Les conclusions, ça va être que c'est le Far West qui a une tension extrême, qu'il faut essayer de réglementer, qu'il faut essayer de rigidifier, qu'il faut essayer d'empêcher de négocier. Deuxièmement, elle montre à chaque fois une tendance du législateur, ou en tout cas un certain nombre de parlementaires, il y a une volonté dans ce pays de tout administrer, de tout rigidifier, de tout contrôler, de tout encadrer, de tout plafonner.
On va prendre un exemple très concret de chiffres qu'il y a dans ce rapport, où il est question notamment, et c'est passionnant, de la répartition de ce qu'on appelle la valeur dans la chaîne alimentaire. Sur 100 euros de valeur ajoutée, 8 euros vont aux agriculteurs, entre 12 et 14 aux industriels, 35 à l'importation et 40 à la grande distribution sur la valeur ajoutée sur 100. 8 pour les agriculteurs, 40 pour vous, pour la grande distribution. Est-ce que, là vous comprenez que ceux qui vont lire et découvrent ces chiffres se disent qu'il y a effectivement quelque chose de disproportionné ?
Oui, ce raisonnement est faux. Je suis désolé de le donner, il est faux. C'est ce qui est écrit noir sur blanc dans ce rapport par les salaires. Quel est le résultat de Carrefour ? Puisque vous me posiez la question de mes marges. Moi, la bonne nouvelle, c'est que mes marges, elles sont publiques. Je suis une entreprise cotée en bourse. A la fin de mon exercice, ma marge, ma marge nette, ce qui me reste à la fin, c'est 1% de mon chiffre d'affaires. Pour les grands industriels, quand ils font bien leur métier, elle est autour de 15%. C'est la réalité du métier.
Et donc, la réalité, c'est que tous les rapports gouvernementaux, d'ailleurs, toutes les commissions diverses et variées, montrent que les marges des industriels, c'est comme ça depuis 30 ans, ce n'est pas un reproche.

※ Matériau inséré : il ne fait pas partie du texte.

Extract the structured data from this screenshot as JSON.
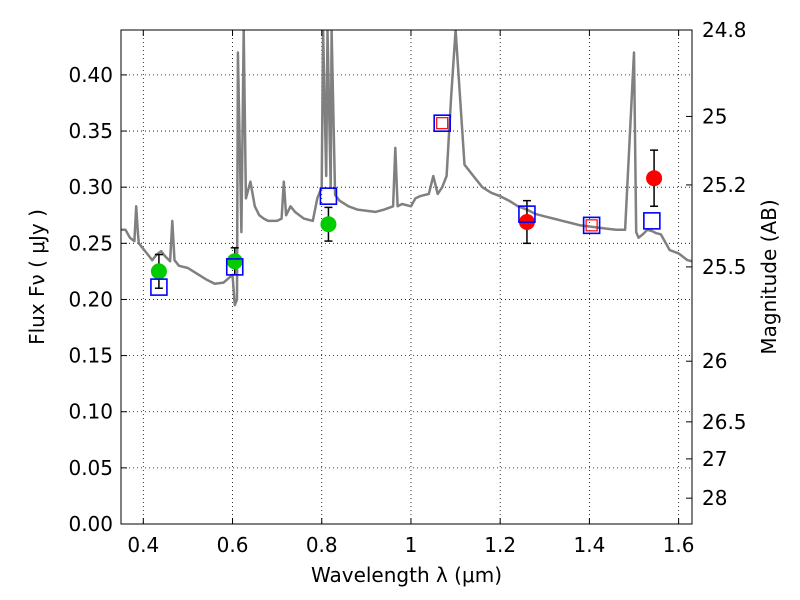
{
  "chart_data": {
    "type": "scatter",
    "xlabel": "Wavelength  λ (μm)",
    "ylabel": "Flux  Fν  ( μJy )",
    "ylabel_right": "Magnitude (AB)",
    "xlim": [
      0.35,
      1.63
    ],
    "ylim": [
      0.0,
      0.44
    ],
    "grid": true,
    "x_ticks": [
      0.4,
      0.6,
      0.8,
      1.0,
      1.2,
      1.4,
      1.6
    ],
    "x_tick_labels": [
      "0.4",
      "0.6",
      "0.8",
      "1",
      "1.2",
      "1.4",
      "1.6"
    ],
    "y_ticks": [
      0.0,
      0.05,
      0.1,
      0.15,
      0.2,
      0.25,
      0.3,
      0.35,
      0.4
    ],
    "y_tick_labels": [
      "0.00",
      "0.05",
      "0.10",
      "0.15",
      "0.20",
      "0.25",
      "0.30",
      "0.35",
      "0.40"
    ],
    "right_ticks": [
      {
        "label": "24.8",
        "flux": 0.44
      },
      {
        "label": "25",
        "flux": 0.363
      },
      {
        "label": "25.2",
        "flux": 0.302
      },
      {
        "label": "25.5",
        "flux": 0.229
      },
      {
        "label": "26",
        "flux": 0.145
      },
      {
        "label": "26.5",
        "flux": 0.091
      },
      {
        "label": "27",
        "flux": 0.058
      },
      {
        "label": "28",
        "flux": 0.023
      }
    ],
    "series": [
      {
        "marker": "line",
        "color": "#808080",
        "x": [
          0.35,
          0.36,
          0.37,
          0.38,
          0.384,
          0.388,
          0.39,
          0.4,
          0.41,
          0.42,
          0.43,
          0.44,
          0.45,
          0.46,
          0.465,
          0.47,
          0.48,
          0.5,
          0.52,
          0.54,
          0.56,
          0.58,
          0.6,
          0.605,
          0.61,
          0.612,
          0.62,
          0.625,
          0.63,
          0.64,
          0.65,
          0.66,
          0.67,
          0.68,
          0.69,
          0.7,
          0.71,
          0.715,
          0.72,
          0.73,
          0.74,
          0.75,
          0.76,
          0.78,
          0.79,
          0.8,
          0.803,
          0.81,
          0.813,
          0.82,
          0.822,
          0.83,
          0.84,
          0.86,
          0.88,
          0.9,
          0.92,
          0.94,
          0.96,
          0.965,
          0.97,
          0.98,
          1.0,
          1.01,
          1.02,
          1.04,
          1.05,
          1.06,
          1.07,
          1.08,
          1.09,
          1.1,
          1.12,
          1.14,
          1.16,
          1.18,
          1.2,
          1.22,
          1.24,
          1.26,
          1.28,
          1.3,
          1.32,
          1.34,
          1.36,
          1.38,
          1.4,
          1.42,
          1.44,
          1.46,
          1.48,
          1.5,
          1.505,
          1.51,
          1.52,
          1.53,
          1.54,
          1.55,
          1.56,
          1.58,
          1.6,
          1.62,
          1.63
        ],
        "y": [
          0.262,
          0.262,
          0.255,
          0.252,
          0.283,
          0.258,
          0.25,
          0.245,
          0.24,
          0.235,
          0.24,
          0.243,
          0.238,
          0.234,
          0.27,
          0.235,
          0.23,
          0.228,
          0.223,
          0.218,
          0.214,
          0.215,
          0.222,
          0.195,
          0.2,
          0.42,
          0.26,
          0.44,
          0.29,
          0.305,
          0.283,
          0.275,
          0.272,
          0.27,
          0.27,
          0.27,
          0.272,
          0.305,
          0.275,
          0.283,
          0.278,
          0.275,
          0.272,
          0.27,
          0.29,
          0.3,
          0.44,
          0.31,
          0.44,
          0.3,
          0.44,
          0.293,
          0.288,
          0.283,
          0.28,
          0.279,
          0.278,
          0.28,
          0.283,
          0.335,
          0.283,
          0.285,
          0.283,
          0.29,
          0.292,
          0.294,
          0.31,
          0.294,
          0.3,
          0.31,
          0.38,
          0.44,
          0.32,
          0.31,
          0.3,
          0.295,
          0.292,
          0.288,
          0.283,
          0.28,
          0.276,
          0.274,
          0.272,
          0.27,
          0.268,
          0.266,
          0.265,
          0.264,
          0.263,
          0.262,
          0.262,
          0.42,
          0.26,
          0.255,
          0.258,
          0.262,
          0.261,
          0.259,
          0.258,
          0.244,
          0.241,
          0.235,
          0.234
        ]
      },
      {
        "marker": "filled-circle",
        "color": "#00cc00",
        "x": [
          0.435,
          0.605,
          0.815
        ],
        "y": [
          0.225,
          0.234,
          0.267
        ],
        "yerr": [
          0.015,
          0.012,
          0.015
        ]
      },
      {
        "marker": "filled-circle",
        "color": "#ff0000",
        "x": [
          1.26,
          1.545
        ],
        "y": [
          0.269,
          0.308
        ],
        "yerr": [
          0.019,
          0.025
        ]
      },
      {
        "marker": "open-square",
        "color": "#0000ff",
        "x": [
          0.435,
          0.605,
          0.815,
          1.07,
          1.26,
          1.405,
          1.54
        ],
        "y": [
          0.211,
          0.229,
          0.292,
          0.357,
          0.276,
          0.266,
          0.27
        ]
      },
      {
        "marker": "open-square-small",
        "color": "#ff0000",
        "x": [
          1.07,
          1.405
        ],
        "y": [
          0.357,
          0.266
        ]
      }
    ]
  }
}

Mais sur la répartition de la valeur, Alexandre Bompard, vous savez bien ce qu'on a sur la grande distribution, le principal reproche est de dire que pour obtenir les prix les plus bas possibles, vous contraignez notamment les agriculteurs. Est-ce que là, il n'y a pas un décalage dans la répartition de la valeur ajoutée entre la grande distribution, les industriels et les agriculteurs ?

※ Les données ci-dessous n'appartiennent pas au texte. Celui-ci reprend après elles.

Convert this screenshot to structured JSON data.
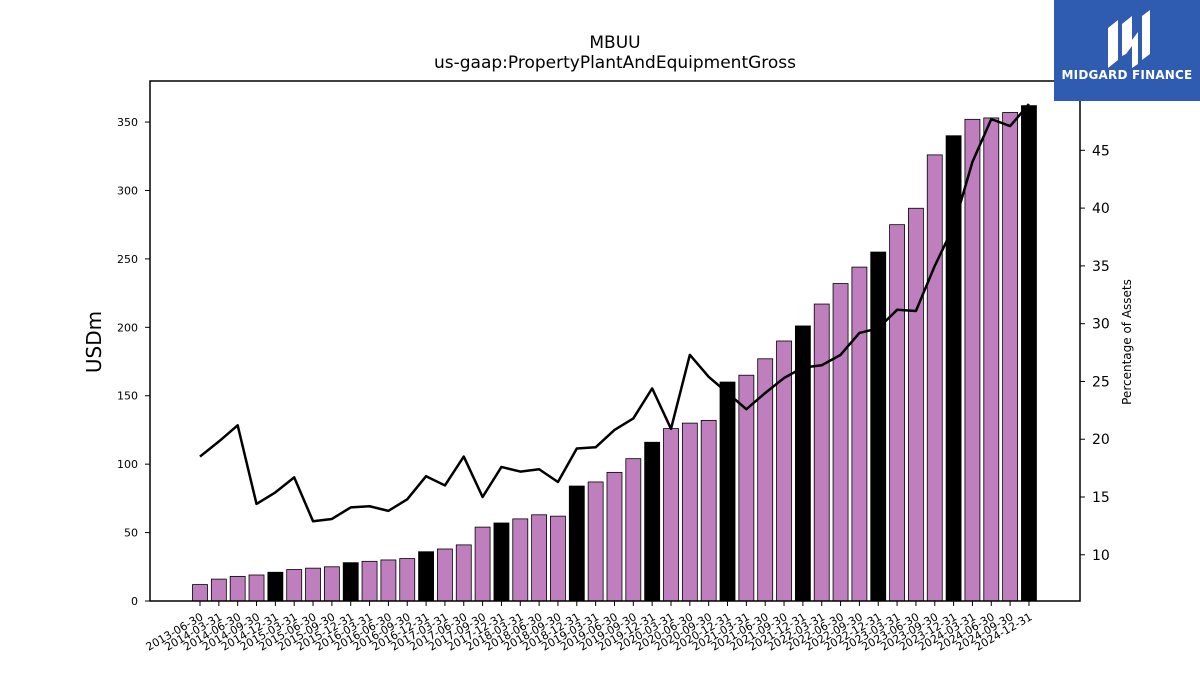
{
  "brand": {
    "name": "MIDGARD FINANCE",
    "bg_color": "#2f5bb0",
    "icon": "midgard-logo-icon"
  },
  "chart_data": {
    "type": "bar",
    "title": "MBUU",
    "subtitle": "us-gaap:PropertyPlantAndEquipmentGross",
    "ylabel": "USDm",
    "y2label": "Percentage of Assets",
    "ylim": [
      0,
      380
    ],
    "y2lim": [
      6,
      51
    ],
    "yticks": [
      0,
      50,
      100,
      150,
      200,
      250,
      300,
      350
    ],
    "y2ticks": [
      10,
      15,
      20,
      25,
      30,
      35,
      40,
      45
    ],
    "categories": [
      "2013-06-30",
      "2014-03-31",
      "2014-06-30",
      "2014-09-30",
      "2014-12-31",
      "2015-03-31",
      "2015-06-30",
      "2015-09-30",
      "2015-12-31",
      "2016-03-31",
      "2016-06-30",
      "2016-09-30",
      "2016-12-31",
      "2017-03-31",
      "2017-06-30",
      "2017-09-30",
      "2017-12-31",
      "2018-03-31",
      "2018-06-30",
      "2018-09-30",
      "2018-12-31",
      "2019-03-31",
      "2019-06-30",
      "2019-09-30",
      "2019-12-31",
      "2020-03-31",
      "2020-06-30",
      "2020-09-30",
      "2020-12-31",
      "2021-03-31",
      "2021-06-30",
      "2021-09-30",
      "2021-12-31",
      "2022-03-31",
      "2022-06-30",
      "2022-09-30",
      "2022-12-31",
      "2023-03-31",
      "2023-06-30",
      "2023-09-30",
      "2023-12-31",
      "2024-03-31",
      "2024-06-30",
      "2024-09-30",
      "2024-12-31"
    ],
    "series": [
      {
        "kind": "bar",
        "axis": "left",
        "values": [
          12,
          16,
          18,
          19,
          21,
          23,
          24,
          25,
          28,
          29,
          30,
          31,
          36,
          38,
          41,
          54,
          57,
          60,
          63,
          62,
          84,
          87,
          94,
          104,
          116,
          126,
          130,
          132,
          160,
          165,
          177,
          190,
          201,
          217,
          232,
          244,
          255,
          275,
          287,
          326,
          340,
          352,
          353,
          357,
          362
        ],
        "highlight_color": "#000000",
        "color": "#bf7fbf",
        "highlight_indices": [
          4,
          8,
          12,
          16,
          20,
          24,
          28,
          32,
          36,
          40,
          44
        ]
      },
      {
        "kind": "line",
        "axis": "right",
        "color": "#000000",
        "values": [
          18.5,
          19.8,
          21.2,
          14.4,
          15.4,
          16.7,
          12.9,
          13.1,
          14.1,
          14.2,
          13.8,
          14.8,
          16.8,
          16.0,
          18.5,
          15.0,
          17.6,
          17.2,
          17.4,
          16.3,
          19.2,
          19.3,
          20.8,
          21.8,
          24.4,
          20.9,
          27.3,
          25.4,
          24.0,
          22.6,
          24.0,
          25.3,
          26.2,
          26.4,
          27.3,
          29.2,
          29.6,
          31.2,
          31.1,
          35.0,
          38.4,
          44.0,
          47.7,
          47.1,
          49.0
        ]
      }
    ]
  }
}
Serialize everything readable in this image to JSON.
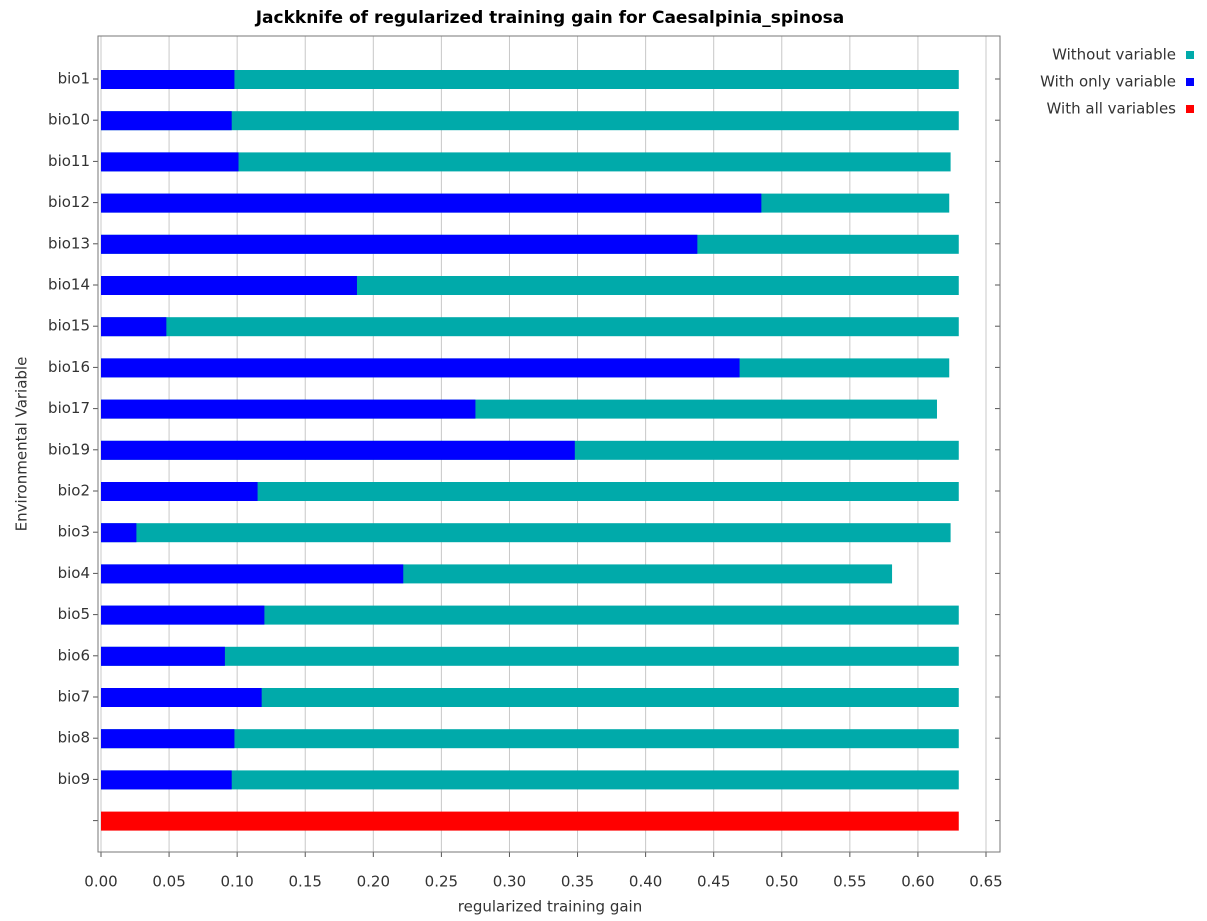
{
  "chart_data": {
    "type": "bar",
    "orientation": "horizontal",
    "title": "Jackknife of regularized training gain for Caesalpinia_spinosa",
    "x_label": "regularized training gain",
    "y_label": "Environmental Variable",
    "categories": [
      "bio1",
      "bio10",
      "bio11",
      "bio12",
      "bio13",
      "bio14",
      "bio15",
      "bio16",
      "bio17",
      "bio19",
      "bio2",
      "bio3",
      "bio4",
      "bio5",
      "bio6",
      "bio7",
      "bio8",
      "bio9",
      null
    ],
    "series": [
      {
        "name": "Without variable",
        "color": "#00aaaa",
        "values": [
          0.63,
          0.63,
          0.624,
          0.623,
          0.63,
          0.63,
          0.63,
          0.623,
          0.614,
          0.63,
          0.63,
          0.624,
          0.581,
          0.63,
          0.63,
          0.63,
          0.63,
          0.63,
          null
        ]
      },
      {
        "name": "With only variable",
        "color": "#0000ff",
        "values": [
          0.098,
          0.096,
          0.101,
          0.485,
          0.438,
          0.188,
          0.048,
          0.469,
          0.275,
          0.348,
          0.115,
          0.026,
          0.222,
          0.12,
          0.091,
          0.118,
          0.098,
          0.096,
          null
        ]
      },
      {
        "name": "With all variables",
        "color": "#ff0000",
        "values": [
          null,
          null,
          null,
          null,
          null,
          null,
          null,
          null,
          null,
          null,
          null,
          null,
          null,
          null,
          null,
          null,
          null,
          null,
          0.63
        ]
      }
    ],
    "xlim": [
      0,
      0.65
    ],
    "xticks": [
      {
        "value": 0,
        "label": "0.00"
      },
      {
        "value": 0.05,
        "label": "0.05"
      },
      {
        "value": 0.1,
        "label": "0.10"
      },
      {
        "value": 0.15,
        "label": "0.15"
      },
      {
        "value": 0.2,
        "label": "0.20"
      },
      {
        "value": 0.25,
        "label": "0.25"
      },
      {
        "value": 0.3,
        "label": "0.30"
      },
      {
        "value": 0.35,
        "label": "0.35"
      },
      {
        "value": 0.4,
        "label": "0.40"
      },
      {
        "value": 0.45,
        "label": "0.45"
      },
      {
        "value": 0.5,
        "label": "0.50"
      },
      {
        "value": 0.55,
        "label": "0.55"
      },
      {
        "value": 0.6,
        "label": "0.60"
      },
      {
        "value": 0.65,
        "label": "0.65"
      }
    ],
    "grid": true,
    "legend": "top-right"
  }
}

C'est justement plus du tout comme ça que ça marche. Pourquoi ? Depuis les lois EGALIM, je ne négocie plus la matière première agricole. Donc, normalement, l'industriel devrait me dire, j'ai acheté à cette coopérative agricole le lait à tel niveau, je prends ce prix et je ne le négocie pas. En revanche, je négocie avec lui le reste, c'est-à-dire la matière première industrielle. Ce que je demande, c'est connaître le prix de la matière première agricole. Dès que je le connais, je ne le négocie pas.